On the subject of defensiveness, it is impossible to discuss medical error or patient safety incidents without referring to the legal situation. We know, following the recent trials of both Dr Hadiza Bawa-Garba (which occurred after I gave this lecture) and Mr David Sellu, that doctors are not immune to prosecution following ‘omission’ harm events. These names are likely to weigh heavily in the minds of doctors who become involved safety incidents, and are likely to exaggerate the feelings of panic and ‘chaos’ that were described in the Scott paper.

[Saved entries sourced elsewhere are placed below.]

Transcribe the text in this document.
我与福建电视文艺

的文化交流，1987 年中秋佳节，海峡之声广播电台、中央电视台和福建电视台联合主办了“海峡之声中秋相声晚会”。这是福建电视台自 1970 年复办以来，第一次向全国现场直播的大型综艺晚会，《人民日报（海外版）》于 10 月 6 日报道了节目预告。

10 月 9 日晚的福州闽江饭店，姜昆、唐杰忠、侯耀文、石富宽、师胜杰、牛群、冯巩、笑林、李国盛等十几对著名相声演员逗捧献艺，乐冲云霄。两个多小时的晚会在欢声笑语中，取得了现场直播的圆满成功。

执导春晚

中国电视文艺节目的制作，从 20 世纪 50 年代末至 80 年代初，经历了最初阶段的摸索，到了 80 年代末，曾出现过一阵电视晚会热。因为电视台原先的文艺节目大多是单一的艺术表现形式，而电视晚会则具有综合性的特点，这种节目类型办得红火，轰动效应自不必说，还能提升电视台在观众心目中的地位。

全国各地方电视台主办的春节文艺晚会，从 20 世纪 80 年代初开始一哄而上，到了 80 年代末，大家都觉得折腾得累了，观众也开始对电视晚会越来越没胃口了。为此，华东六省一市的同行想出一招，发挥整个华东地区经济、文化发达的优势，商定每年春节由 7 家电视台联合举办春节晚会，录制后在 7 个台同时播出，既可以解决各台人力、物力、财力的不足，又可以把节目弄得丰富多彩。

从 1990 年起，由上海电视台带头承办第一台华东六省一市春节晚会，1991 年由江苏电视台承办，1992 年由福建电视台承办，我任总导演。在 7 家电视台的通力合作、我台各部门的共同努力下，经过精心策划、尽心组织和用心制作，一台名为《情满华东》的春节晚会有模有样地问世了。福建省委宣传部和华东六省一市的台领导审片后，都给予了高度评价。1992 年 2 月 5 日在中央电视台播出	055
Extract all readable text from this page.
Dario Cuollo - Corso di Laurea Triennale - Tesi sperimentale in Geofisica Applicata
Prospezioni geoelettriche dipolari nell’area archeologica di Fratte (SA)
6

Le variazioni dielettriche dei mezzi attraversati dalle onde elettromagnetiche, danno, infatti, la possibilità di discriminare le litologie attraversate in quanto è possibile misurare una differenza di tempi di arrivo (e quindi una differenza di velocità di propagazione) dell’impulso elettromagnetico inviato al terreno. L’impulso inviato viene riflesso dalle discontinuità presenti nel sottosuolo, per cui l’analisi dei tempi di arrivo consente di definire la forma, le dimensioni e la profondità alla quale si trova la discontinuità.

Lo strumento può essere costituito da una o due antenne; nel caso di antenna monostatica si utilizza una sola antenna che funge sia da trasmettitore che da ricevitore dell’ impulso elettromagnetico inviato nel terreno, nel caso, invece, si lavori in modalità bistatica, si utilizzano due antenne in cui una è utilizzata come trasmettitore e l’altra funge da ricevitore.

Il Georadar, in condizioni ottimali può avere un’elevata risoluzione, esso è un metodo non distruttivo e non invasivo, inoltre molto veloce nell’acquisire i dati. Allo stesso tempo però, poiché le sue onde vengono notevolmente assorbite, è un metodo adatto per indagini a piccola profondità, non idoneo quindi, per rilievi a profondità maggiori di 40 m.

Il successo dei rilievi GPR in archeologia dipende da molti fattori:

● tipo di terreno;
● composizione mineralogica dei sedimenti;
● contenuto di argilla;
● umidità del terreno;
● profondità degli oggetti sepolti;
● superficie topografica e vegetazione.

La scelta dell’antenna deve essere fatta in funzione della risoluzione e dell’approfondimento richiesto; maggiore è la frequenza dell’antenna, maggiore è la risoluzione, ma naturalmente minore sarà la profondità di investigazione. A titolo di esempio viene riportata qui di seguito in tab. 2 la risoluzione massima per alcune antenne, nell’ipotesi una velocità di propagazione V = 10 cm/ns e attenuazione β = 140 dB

This article has focussed on the healthcare workers. The response of the true 2nd victims, sons, daughters, mothers, partners, have been overlooked, but that subject would require an article of its own, and I am probably not best placed to write it. However, the Duty of Candour has, in my opinion, brought the two spheres of psychological response closer together. The (primarily physically) injured or suffering patient is now more likely to meet the (psychologically) traumatised doctor. The shared experience, and insights into the stresses experienced, may actually improve understanding. But the resources required of doctors and nurses to deal with their own regret and self-criticism, while simultaneously approaching patients or relatives, should not be underestimated.